8 Responses to “Kovtun Suspects Polonium Smuggling Ring”

  1. Enlightened says:

    Oh that’s rich – Kovtun, the PO butterfingers, accusing the victim of smuggling.

    Any chance he might explain why it is he is the one that has tracked it over more square feet than anyone else?

    This is classic Kremlin – destroy the enemy. Accuse them of any and all crimes imaginable, charge them in absentia, assassinate them, and then blame the victim.

    Sounds like Gordievsky hit a nerve.

  2. crosspatch says:

    I rather suspect they were used to carry the stuff and were not informed of the danger. If they are seriously contaminated, there is good reason to believe they would have turned against their “customer”.

    Even if they don’t have a fatal dose, if they got any significant internal contamination, they are likely to die a long, miserable death from leukemia or other cancer.

  3. Lizarde1 says:

    AJ – this is a breath of fresh air. Thanks

  4. mariposa says:

    Enlightened,

    You got it. Kovtun’s implicated past his neck in this. They have his polonium-smeared fingerprints on a dated document in Hamburg — from before the time Litvinenko is known to be poisoned.

    His only hope whatsoever to avoid murder conviction is convincing authorities that Litvinenko’s poisoning could have occured earlier than November 1st, or he’s a goner.

    But poor guy, he’s “damned if he do, and damned if he don’t” because how does he explain that polonium? And how does he protect his bosses?

    He has to indict himself as a smuggler by bringing in the smuggling ring theory — after all, Russia already made it clear they won’t extradite him. So that’s his story, and he’s stickin’ to it. And who knows, he may be willing to take extra heat for this due to some extralegal incentives coming from his employer.

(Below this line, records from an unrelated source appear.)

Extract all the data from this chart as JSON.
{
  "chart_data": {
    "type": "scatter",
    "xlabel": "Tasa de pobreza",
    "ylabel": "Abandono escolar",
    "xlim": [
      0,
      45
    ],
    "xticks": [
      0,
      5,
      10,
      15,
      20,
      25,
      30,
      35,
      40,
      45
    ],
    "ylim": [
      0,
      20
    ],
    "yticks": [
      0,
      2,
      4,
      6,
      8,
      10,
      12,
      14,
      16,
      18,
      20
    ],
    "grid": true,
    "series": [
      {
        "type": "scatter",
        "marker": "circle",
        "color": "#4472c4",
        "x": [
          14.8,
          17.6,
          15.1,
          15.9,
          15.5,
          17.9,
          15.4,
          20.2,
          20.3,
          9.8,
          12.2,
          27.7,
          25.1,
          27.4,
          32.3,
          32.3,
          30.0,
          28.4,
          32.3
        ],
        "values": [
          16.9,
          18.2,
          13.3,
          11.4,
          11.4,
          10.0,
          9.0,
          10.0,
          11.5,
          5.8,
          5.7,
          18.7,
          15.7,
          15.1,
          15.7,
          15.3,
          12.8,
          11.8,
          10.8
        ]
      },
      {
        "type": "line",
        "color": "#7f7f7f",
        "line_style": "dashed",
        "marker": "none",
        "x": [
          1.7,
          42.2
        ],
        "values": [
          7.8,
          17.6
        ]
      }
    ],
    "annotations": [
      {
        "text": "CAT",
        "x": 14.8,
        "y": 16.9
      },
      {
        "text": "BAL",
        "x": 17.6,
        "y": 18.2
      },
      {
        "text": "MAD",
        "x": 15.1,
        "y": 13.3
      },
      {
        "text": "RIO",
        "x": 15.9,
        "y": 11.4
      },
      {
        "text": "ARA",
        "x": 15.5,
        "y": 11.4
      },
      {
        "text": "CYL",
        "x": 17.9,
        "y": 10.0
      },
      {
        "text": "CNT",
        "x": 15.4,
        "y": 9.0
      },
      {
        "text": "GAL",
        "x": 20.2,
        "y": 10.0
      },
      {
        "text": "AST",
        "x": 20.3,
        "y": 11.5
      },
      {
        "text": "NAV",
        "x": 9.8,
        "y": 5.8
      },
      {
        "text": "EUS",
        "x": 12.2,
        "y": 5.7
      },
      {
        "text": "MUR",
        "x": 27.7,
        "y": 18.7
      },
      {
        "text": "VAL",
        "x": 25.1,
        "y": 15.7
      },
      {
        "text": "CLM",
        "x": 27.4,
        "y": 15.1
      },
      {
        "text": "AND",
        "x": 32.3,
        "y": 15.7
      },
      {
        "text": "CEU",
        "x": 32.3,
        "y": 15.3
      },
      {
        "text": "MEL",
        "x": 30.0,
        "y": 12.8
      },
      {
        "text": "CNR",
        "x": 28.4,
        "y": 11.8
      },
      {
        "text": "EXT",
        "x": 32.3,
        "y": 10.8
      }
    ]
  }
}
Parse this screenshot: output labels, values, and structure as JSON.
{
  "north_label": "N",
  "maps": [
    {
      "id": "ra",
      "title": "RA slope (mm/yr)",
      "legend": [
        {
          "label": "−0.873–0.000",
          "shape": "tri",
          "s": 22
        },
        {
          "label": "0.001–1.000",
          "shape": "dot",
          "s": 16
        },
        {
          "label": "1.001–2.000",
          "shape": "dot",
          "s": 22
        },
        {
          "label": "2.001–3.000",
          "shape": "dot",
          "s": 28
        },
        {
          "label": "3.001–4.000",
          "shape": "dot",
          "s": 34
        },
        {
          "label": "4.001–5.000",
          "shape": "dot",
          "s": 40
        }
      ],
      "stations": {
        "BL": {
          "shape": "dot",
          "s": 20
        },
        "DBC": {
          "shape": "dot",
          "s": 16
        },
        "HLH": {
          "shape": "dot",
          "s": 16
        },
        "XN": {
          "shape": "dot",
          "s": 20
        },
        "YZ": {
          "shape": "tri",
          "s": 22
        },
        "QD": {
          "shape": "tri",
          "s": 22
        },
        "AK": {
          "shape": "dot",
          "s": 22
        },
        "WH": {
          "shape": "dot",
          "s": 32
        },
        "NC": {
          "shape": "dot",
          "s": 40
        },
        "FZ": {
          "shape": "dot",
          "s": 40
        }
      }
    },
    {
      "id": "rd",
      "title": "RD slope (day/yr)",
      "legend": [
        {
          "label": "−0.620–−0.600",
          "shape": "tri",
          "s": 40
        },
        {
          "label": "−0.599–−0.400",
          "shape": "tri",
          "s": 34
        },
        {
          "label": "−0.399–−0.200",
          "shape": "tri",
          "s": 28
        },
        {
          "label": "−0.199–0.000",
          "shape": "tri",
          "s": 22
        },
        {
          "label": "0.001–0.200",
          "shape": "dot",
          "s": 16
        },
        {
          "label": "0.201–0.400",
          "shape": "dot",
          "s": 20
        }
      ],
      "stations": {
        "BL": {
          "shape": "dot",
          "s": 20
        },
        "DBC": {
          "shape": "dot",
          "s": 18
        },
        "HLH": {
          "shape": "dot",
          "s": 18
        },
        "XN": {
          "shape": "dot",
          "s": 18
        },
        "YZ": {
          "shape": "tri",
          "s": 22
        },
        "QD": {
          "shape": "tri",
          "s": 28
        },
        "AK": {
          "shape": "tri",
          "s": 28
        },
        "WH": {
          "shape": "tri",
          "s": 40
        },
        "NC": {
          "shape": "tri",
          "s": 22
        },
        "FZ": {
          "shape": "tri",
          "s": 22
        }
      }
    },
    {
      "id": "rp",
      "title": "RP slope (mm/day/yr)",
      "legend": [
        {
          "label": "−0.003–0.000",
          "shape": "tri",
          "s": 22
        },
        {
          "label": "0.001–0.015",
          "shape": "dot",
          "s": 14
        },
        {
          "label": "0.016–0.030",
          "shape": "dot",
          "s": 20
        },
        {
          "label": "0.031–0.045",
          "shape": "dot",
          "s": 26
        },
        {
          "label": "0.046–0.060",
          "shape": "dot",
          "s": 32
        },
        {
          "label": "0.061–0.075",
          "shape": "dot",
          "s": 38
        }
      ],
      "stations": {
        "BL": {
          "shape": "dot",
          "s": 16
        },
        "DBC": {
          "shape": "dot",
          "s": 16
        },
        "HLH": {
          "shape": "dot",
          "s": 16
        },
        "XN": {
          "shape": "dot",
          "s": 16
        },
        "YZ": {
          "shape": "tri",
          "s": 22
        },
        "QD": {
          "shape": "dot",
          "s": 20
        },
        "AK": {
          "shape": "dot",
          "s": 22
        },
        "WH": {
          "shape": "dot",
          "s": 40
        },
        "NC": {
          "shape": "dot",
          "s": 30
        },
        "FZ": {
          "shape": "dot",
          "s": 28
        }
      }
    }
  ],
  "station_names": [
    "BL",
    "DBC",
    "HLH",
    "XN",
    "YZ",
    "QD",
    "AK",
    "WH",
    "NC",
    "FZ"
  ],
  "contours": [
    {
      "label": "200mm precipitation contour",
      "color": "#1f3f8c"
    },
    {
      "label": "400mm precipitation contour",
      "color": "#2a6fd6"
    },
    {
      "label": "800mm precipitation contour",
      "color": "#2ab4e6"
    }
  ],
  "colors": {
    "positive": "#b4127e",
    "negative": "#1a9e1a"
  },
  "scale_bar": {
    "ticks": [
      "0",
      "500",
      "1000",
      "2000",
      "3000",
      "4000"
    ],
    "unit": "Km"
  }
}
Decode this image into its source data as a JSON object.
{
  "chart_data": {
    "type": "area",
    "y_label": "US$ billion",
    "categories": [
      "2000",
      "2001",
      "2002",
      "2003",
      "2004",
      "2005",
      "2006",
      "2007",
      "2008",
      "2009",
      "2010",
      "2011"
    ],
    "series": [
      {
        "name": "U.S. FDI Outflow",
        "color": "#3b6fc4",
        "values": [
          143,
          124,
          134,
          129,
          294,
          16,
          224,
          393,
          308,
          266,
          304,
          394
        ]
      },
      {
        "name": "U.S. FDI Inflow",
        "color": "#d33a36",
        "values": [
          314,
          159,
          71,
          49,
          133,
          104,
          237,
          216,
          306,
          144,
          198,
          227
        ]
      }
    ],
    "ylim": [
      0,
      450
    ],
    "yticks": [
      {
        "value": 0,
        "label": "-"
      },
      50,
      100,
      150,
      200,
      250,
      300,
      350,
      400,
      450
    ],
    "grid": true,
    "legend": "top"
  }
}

    That’s what I think is happening.

    Russia showed its cards in this ages ago by not hopping all over the polonium part of the investigation in the aggressive manner that Britain and Germany have. They are very slowly sweeping the 40 planes Germany’s requested to have tested — as of this past weekend, they managed to finish four of them. But hey, it’s the holidays, and people are busy, you know?

  5. mariposa says:

    AJStrata,

    “And now we get a glimpse into the criminal mind of Litvinenko from people who interviewed him last spring”

    To take a look at the people who wrote that, I’m bringing this, re. “Spiked!” and Svetlichanaya and Heartfield, which I just posted on the other thread, into this one:

    No legitimate media source will touch either Julia Svetlichanaya or James Heartfield now. They have no evidence for the “hundreds of emails” Svetlichnaya originally claimed to have received from Litvinenko in her Guardian article, and even a moderate peak into their backgrounds brings up more problems for them than solutions.

    Using “Spiked!” as the media forum for attempting to rebuild their credibility is ridiculous since it’s actually more damaging (look up the LM Group). Notice, too, the article you cited carefully sidesteps addressing the heart of Aftenposten’s charge against Svetlichnaya — Svetlichnaya’s work with OAO Russian Investors. (And what’s this she “came to” London in 1994? Hey, so did I. Big deal. Then I went home. And she probably did, too.) They do not attempt

    Heartfield’s spreading the disinformation, too, and here’s his profile, http://www.sourcewatch.org/index.php?title=James_Heartfield, which includes:
    “He was the Manchester branch organiser of the now defunct Revolutionary Communist Party; in the early nineties, wrote for Living Marxism until it was closed by a libel action in 2000. He helped write the party’s manifesto.”

  6. mariposa says:

    Meant to say…

    They do not attempt
    to explain her personal or work history between “she came to London in 1994” and her current U of Westminster status.

    Other than bending toward light and producing chlorophyl —
    Ms. Svetlichnaya has all the signs of being a plant.

  7. clarice says:

    No news on this from our man in beautiful downrown Kalingrad?

  8. tempester says:

    Wen the article came out, there was a link attaced that pointed to U of Westminster. She appears to be a phd student.